The next 10 years will be about accelerating the trend of consumers moving into the digital space for almost every aspect of their lives where they need to buy, sell, learn, share or be entertained by something. This acceleration will be compounded by the fact that consumers continue to have more and more choices due the long tail of the digital shelf space and they will exploit those choices through their ability to search for exactly what they want and what they need.

Search marketing will be a critical area for advertisers to master if they want to succeed with consumers in the next decade due to the explosion of choices online. Consumers are still in control and search is one of their main tools of authority over advertisers.

"Serving 23 Billion and Growing": ComScore announced that U.S. consumers conducted 23 billion searches in December, a 22% increase over the same month last year. Worldwide the number tops 130 billion. Media behavior like this can't be ignored and it shows how significant search behavior has become among consumers. Any advertiser wishing to grow their business in the digital world must start with how they can best connect with consumers through their search behavior. This understanding will open up communication opportunities for advertisers that will make them more relevant to consumers versus simply placing ads in front of them hoping they will stick.

Probably one of the most telling statistics indicating the critical role search plays in the new decade is the recent holiday shopping season where online sales increased 5% to over $27 billion while brick and mortar sales saw declines. Search strategies were key drivers of capturing consumers online while they shopped for holiday gifts. Even struggling retailers like Sears have discovered that their best hope for revenue growth is online.
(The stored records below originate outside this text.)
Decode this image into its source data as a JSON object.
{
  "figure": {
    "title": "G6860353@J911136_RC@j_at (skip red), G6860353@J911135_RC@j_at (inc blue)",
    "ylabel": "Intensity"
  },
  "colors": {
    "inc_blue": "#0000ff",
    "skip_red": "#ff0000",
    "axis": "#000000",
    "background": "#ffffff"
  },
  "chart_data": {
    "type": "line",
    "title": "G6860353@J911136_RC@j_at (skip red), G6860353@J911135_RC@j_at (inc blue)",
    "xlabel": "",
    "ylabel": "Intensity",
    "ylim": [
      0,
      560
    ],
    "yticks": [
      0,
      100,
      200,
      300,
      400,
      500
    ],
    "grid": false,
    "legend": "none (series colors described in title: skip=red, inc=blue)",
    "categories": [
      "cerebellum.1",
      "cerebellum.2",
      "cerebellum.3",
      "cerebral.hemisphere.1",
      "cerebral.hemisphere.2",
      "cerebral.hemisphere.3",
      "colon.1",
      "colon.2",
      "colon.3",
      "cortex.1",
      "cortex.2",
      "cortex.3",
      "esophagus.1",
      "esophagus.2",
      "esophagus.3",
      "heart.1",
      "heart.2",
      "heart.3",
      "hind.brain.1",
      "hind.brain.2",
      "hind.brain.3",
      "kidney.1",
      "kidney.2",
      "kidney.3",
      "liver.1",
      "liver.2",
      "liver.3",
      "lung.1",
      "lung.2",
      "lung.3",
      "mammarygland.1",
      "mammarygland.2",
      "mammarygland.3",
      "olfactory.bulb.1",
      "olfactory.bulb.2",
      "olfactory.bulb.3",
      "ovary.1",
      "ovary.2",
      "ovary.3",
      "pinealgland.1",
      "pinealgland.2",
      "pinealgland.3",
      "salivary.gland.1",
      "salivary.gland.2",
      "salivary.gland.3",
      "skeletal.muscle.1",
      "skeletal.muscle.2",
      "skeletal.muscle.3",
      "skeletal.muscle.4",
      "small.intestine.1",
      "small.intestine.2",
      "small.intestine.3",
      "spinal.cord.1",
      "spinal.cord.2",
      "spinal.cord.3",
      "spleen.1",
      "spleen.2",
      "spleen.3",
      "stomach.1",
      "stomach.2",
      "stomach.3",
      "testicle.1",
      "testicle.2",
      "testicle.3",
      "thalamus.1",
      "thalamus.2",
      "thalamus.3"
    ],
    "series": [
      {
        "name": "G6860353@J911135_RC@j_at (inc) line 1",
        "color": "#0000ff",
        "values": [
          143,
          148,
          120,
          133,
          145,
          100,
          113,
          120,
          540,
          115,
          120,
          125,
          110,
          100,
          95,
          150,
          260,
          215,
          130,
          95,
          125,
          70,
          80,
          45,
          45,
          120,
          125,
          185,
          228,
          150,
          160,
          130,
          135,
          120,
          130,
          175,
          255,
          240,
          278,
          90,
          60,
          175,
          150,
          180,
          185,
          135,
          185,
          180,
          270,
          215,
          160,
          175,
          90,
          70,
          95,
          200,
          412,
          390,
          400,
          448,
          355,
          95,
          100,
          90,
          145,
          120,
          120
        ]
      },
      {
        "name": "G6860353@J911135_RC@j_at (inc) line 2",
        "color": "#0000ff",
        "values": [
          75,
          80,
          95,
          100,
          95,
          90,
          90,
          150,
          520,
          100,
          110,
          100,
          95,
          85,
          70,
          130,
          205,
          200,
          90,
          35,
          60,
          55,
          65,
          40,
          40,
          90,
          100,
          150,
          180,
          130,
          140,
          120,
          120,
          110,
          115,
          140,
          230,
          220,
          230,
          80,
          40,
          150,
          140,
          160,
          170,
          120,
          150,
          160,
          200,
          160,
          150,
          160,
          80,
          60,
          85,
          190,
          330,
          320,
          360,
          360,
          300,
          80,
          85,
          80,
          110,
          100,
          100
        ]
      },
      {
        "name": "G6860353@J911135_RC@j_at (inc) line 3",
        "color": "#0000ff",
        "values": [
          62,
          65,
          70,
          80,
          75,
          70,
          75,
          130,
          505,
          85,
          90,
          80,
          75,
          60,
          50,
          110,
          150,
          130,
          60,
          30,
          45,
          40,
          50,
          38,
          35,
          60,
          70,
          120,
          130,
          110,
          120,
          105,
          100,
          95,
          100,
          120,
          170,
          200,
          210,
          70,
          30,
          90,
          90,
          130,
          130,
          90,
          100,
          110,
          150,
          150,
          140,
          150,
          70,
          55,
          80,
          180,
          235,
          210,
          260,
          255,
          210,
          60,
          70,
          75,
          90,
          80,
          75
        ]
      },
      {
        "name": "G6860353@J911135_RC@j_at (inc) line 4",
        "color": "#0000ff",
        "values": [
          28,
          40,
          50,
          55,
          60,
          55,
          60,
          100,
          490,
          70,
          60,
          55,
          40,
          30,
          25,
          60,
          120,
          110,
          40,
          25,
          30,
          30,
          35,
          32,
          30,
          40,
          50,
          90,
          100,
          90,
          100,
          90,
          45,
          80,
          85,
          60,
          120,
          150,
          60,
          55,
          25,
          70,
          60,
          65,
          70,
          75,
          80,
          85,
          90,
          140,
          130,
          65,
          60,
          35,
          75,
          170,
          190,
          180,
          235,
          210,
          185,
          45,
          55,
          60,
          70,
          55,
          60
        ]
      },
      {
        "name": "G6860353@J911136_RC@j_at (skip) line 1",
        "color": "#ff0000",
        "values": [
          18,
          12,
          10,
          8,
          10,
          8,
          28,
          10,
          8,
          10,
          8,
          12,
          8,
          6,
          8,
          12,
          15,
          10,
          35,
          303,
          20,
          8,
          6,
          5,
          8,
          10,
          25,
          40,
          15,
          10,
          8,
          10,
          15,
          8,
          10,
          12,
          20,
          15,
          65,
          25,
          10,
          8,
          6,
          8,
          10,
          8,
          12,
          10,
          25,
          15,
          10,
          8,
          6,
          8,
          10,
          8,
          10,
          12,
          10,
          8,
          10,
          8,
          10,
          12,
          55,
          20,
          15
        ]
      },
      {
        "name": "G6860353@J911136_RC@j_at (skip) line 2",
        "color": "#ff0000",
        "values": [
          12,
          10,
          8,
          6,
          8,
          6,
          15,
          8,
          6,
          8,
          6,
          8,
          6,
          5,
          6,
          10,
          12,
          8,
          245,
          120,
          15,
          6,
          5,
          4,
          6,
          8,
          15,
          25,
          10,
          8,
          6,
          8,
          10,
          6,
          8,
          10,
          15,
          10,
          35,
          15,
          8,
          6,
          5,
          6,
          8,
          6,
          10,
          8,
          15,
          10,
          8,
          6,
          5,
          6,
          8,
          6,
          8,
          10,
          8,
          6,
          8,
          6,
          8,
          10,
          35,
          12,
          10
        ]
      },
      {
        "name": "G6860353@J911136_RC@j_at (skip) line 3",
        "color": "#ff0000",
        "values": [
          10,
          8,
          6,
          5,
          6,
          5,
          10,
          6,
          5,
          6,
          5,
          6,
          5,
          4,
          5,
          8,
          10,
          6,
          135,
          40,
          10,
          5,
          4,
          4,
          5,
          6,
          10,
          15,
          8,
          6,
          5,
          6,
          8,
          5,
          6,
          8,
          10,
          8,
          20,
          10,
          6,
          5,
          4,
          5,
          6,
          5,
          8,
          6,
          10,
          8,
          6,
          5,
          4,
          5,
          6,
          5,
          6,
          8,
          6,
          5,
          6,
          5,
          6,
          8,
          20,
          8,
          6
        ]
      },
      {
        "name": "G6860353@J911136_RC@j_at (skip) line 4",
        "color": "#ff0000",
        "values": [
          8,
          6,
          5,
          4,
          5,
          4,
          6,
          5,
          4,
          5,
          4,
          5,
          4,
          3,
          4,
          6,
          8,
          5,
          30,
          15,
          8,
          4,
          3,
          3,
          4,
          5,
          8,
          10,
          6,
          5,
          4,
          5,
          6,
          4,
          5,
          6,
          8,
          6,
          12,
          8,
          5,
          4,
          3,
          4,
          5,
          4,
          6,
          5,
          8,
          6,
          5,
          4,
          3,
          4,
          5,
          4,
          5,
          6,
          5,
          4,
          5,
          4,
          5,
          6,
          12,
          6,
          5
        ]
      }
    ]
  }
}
The company launched an aggressive plan to save the company by building an e-tailing effort that captures 40 million visitors each month and is driven by strong search marketing.

You also see this trend taking shape in the entertainment industry where consumers can search for whatever video content they want on YouTube, Hulu and all the television network sites. The print industry is in a state of massive transformation as they move their content to digital platforms and now they need to find strategic ways to steer consumers to their content. Simply being online with your content isn't good enough. You have to help consumers find it and value it through search marketing.

Search will also become more important as social networking sites open up their information to search engines and allow consumers to discover a wider world of possibilities that were previously locked.

The power of search marketing gives advertisers a significant opportunity to build their business at a time when the media landscape is changing racially. Advertisers should view this change as an opportunity for growth and not as a wave that needs to be pushed back. Agencies for the future realize this trend and agencies that don't will find themselves managing their business decline for the next decade while the consumer will be in an age of digital acceleration driven by search behavior.